Основную идею заметки можно сформулировать так: необходимо пойти дальше Бальзака, сохраняя его достижения и преодолевая его недостатки. Молодой Золя спорит с Бальзаком о соотношении между наукой и литературным творчеством. Он считает великим достоинством Бальзака, что «Человеческая комедия» имеет своей основой данные современного естествознания, и сам намеревается писать серию романов, используя самые последние открытия науки. Вместе с тем Золя кажется, что Бальзак отступал от подлинно научного изображения общества, поскольку он стремился к широким выводам и обобщениям. Золя не намерен этого делать: «Мое произведение будет менее социальным, чем научным… Я не хочу, как Бальзак, принимать решения о делах человеческих, быть политиком, философом, моралистом. Я удовлетворюсь тем, что останусь ученым…»

Противопоставление социального и научного, отказ от обобщений и выводов, декларированный в этой заметке Золя, сразу же показывают, куда будет расти новая ветвь французского реализма. Корни натуралистического описания действительности здесь обнажены.

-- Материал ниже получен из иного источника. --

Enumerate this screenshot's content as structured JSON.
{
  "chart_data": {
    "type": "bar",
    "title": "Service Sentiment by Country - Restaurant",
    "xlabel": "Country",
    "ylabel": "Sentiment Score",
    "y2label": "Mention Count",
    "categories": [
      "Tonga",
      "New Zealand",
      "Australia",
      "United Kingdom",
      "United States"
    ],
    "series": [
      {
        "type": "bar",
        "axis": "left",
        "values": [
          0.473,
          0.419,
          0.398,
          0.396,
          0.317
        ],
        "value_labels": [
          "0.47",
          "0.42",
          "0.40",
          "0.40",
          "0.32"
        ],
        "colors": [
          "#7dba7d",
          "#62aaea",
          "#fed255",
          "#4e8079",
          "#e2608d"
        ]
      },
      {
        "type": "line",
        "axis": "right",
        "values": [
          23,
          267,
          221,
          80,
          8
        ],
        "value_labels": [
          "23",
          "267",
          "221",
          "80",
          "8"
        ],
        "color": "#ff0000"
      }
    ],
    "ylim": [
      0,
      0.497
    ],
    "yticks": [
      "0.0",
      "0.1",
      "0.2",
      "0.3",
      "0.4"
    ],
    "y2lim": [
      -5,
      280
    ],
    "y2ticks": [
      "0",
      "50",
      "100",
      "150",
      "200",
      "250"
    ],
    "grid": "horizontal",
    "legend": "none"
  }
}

Таким образом, в программной заметке «Различие между Бальзаком и мною» намечена проходящая сквозь все творчество Золя линия, подчеркивающая преемственность натурализма, являющегося «формулой целого века», с прошлым французской литературы. В этом проявляется глубокая проницательность Золя, осознающего необходимость двигаться по пути, проложенному Бальзаком, и, с другой стороны, его ограниченность, боязнь обобщений свидетельствовала о том, что философское богатство творчества Бальзака становилось уже недосягаемой для французской литературы высотой.

Наделавшая так много шума теория экспериментального романа возникла гораздо позже. В семидесятых годах в «Вестнике Европы» была опубликована серия статей, впоследствии вошедших в книгу «Экспериментальный роман». Эта книга построена на сближении теоретических выводов французского естествоиспытателя Клода Бернара, с работами которого Золя незадолго до этого познакомился, и проблем современной эстетики. Здесь мы находим в развернутом изложении основные мысли подготовительных работ к «Ругон-Маккарам». Золя выступает против «идеалистов», под которыми он подразумевает противников реалистического направления и которых он считает неспособными показать правду действительности, за «натуралистов», которые ставят своей целью быть беспощадно правдивыми.

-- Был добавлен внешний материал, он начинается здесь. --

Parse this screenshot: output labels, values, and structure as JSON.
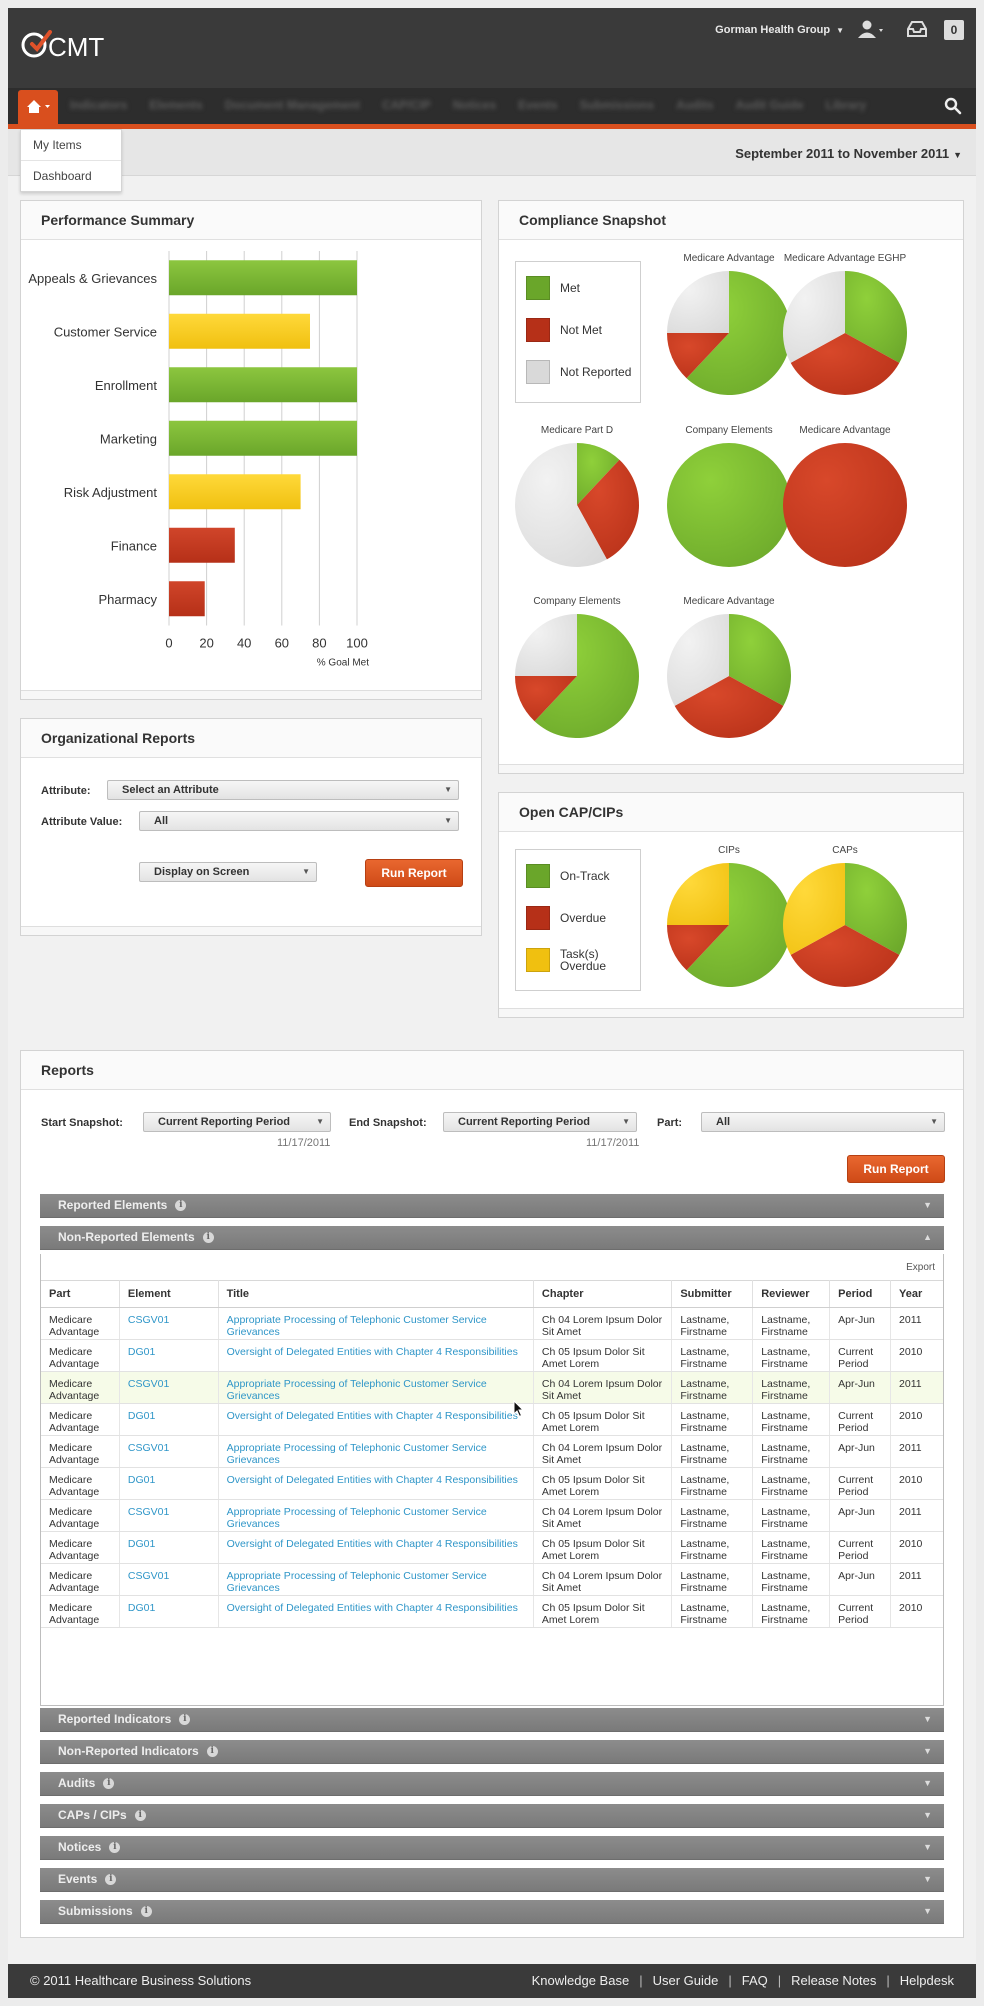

Пафос научности, которым проникнута эстетическая теория Золя, имеет свои сильные и слабые стороны: стремление подойти к действительности во всеоружии данных современного естествознания было прогрессивным, многообещающим решением, но закономерности, переносимые из области естественных наук в область общественных явлений, утрачивали всю свою научность. Рассуждая о том, что экспериментальный метод позволяет писателю с небывалой глубиной проникнуть в недра действительности, Золя на деле приходит к своей концепции «физиологического человека», над которым навис рок все предопределяющей наследственности. Таким путем Золя шел к той самой ущербности в понимании человека, которая мешала натуралистам проникать в глубины действительности и многие их произведения, особенно произведения второстепенных натуралистов, превратила в очень специфические исследования на тему о «человеке-звере».

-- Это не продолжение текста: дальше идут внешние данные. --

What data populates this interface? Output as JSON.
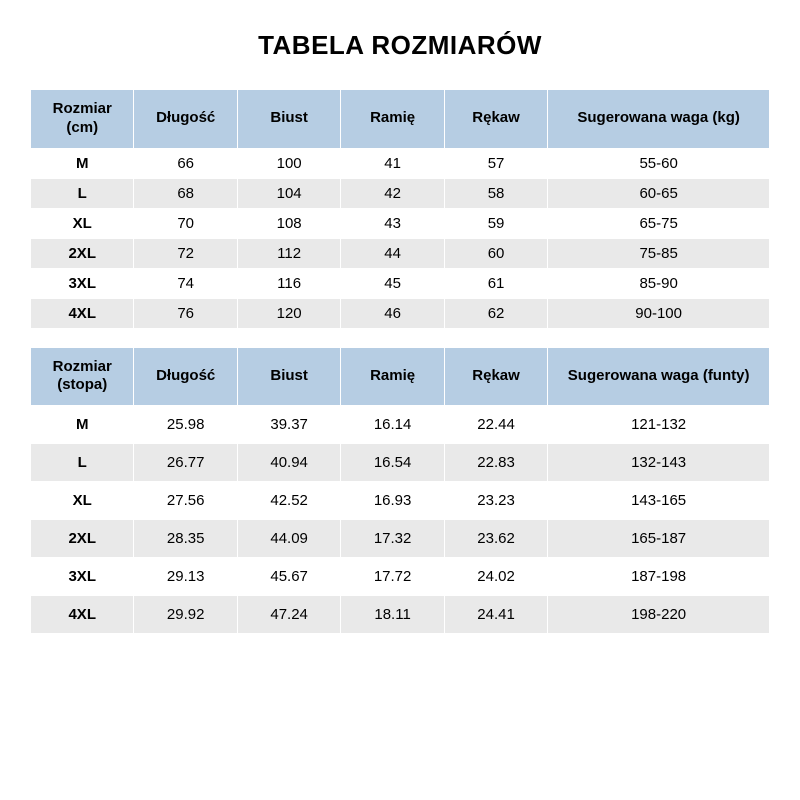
{
  "title": "TABELA ROZMIARÓW",
  "table_cm": {
    "type": "table",
    "header_bg": "#b6cde3",
    "row_alt_bg": "#e9e9e9",
    "row_bg": "#ffffff",
    "border_color": "#ffffff",
    "font_family": "Arial",
    "header_fontsize": 15,
    "body_fontsize": 15,
    "columns": [
      "Rozmiar (cm)",
      "Długość",
      "Biust",
      "Ramię",
      "Rękaw",
      "Sugerowana waga (kg)"
    ],
    "col_widths_pct": [
      14,
      14,
      14,
      14,
      14,
      30
    ],
    "rows": [
      [
        "M",
        "66",
        "100",
        "41",
        "57",
        "55-60"
      ],
      [
        "L",
        "68",
        "104",
        "42",
        "58",
        "60-65"
      ],
      [
        "XL",
        "70",
        "108",
        "43",
        "59",
        "65-75"
      ],
      [
        "2XL",
        "72",
        "112",
        "44",
        "60",
        "75-85"
      ],
      [
        "3XL",
        "74",
        "116",
        "45",
        "61",
        "85-90"
      ],
      [
        "4XL",
        "76",
        "120",
        "46",
        "62",
        "90-100"
      ]
    ]
  },
  "table_ft": {
    "type": "table",
    "header_bg": "#b6cde3",
    "row_alt_bg": "#e9e9e9",
    "row_bg": "#ffffff",
    "border_color": "#ffffff",
    "font_family": "Arial",
    "header_fontsize": 15,
    "body_fontsize": 15,
    "columns": [
      "Rozmiar (stopa)",
      "Długość",
      "Biust",
      "Ramię",
      "Rękaw",
      "Sugerowana waga (funty)"
    ],
    "col_widths_pct": [
      14,
      14,
      14,
      14,
      14,
      30
    ],
    "rows": [
      [
        "M",
        "25.98",
        "39.37",
        "16.14",
        "22.44",
        "121-132"
      ],
      [
        "L",
        "26.77",
        "40.94",
        "16.54",
        "22.83",
        "132-143"
      ],
      [
        "XL",
        "27.56",
        "42.52",
        "16.93",
        "23.23",
        "143-165"
      ],
      [
        "2XL",
        "28.35",
        "44.09",
        "17.32",
        "23.62",
        "165-187"
      ],
      [
        "3XL",
        "29.13",
        "45.67",
        "17.72",
        "24.02",
        "187-198"
      ],
      [
        "4XL",
        "29.92",
        "47.24",
        "18.11",
        "24.41",
        "198-220"
      ]
    ]
  }
}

Здесь Золя очень близко соприкасался с позитивистскими взглядами Тэна, с которым он впоследствии резко разошелся, увидев, что Тэн был обозленным и последовательным сторонником реакции.

Одним из основных положений «экспериментальной» эстетической теории является вывод, что «социальный круговорот равнозначен биологическому» Это позитивистское положение, взятое у Огюста Конта и не содержащее в себе ни капли научности, весьма привлекало автора «Экспериментального романа», казалось ему делающим эпоху открытием.

В свете подобной антинаучной концепции натуралисты, конечно, не могли достигнуть той цели — пойти дальше Бальзака, — которую Золя ставил перед французской литературой.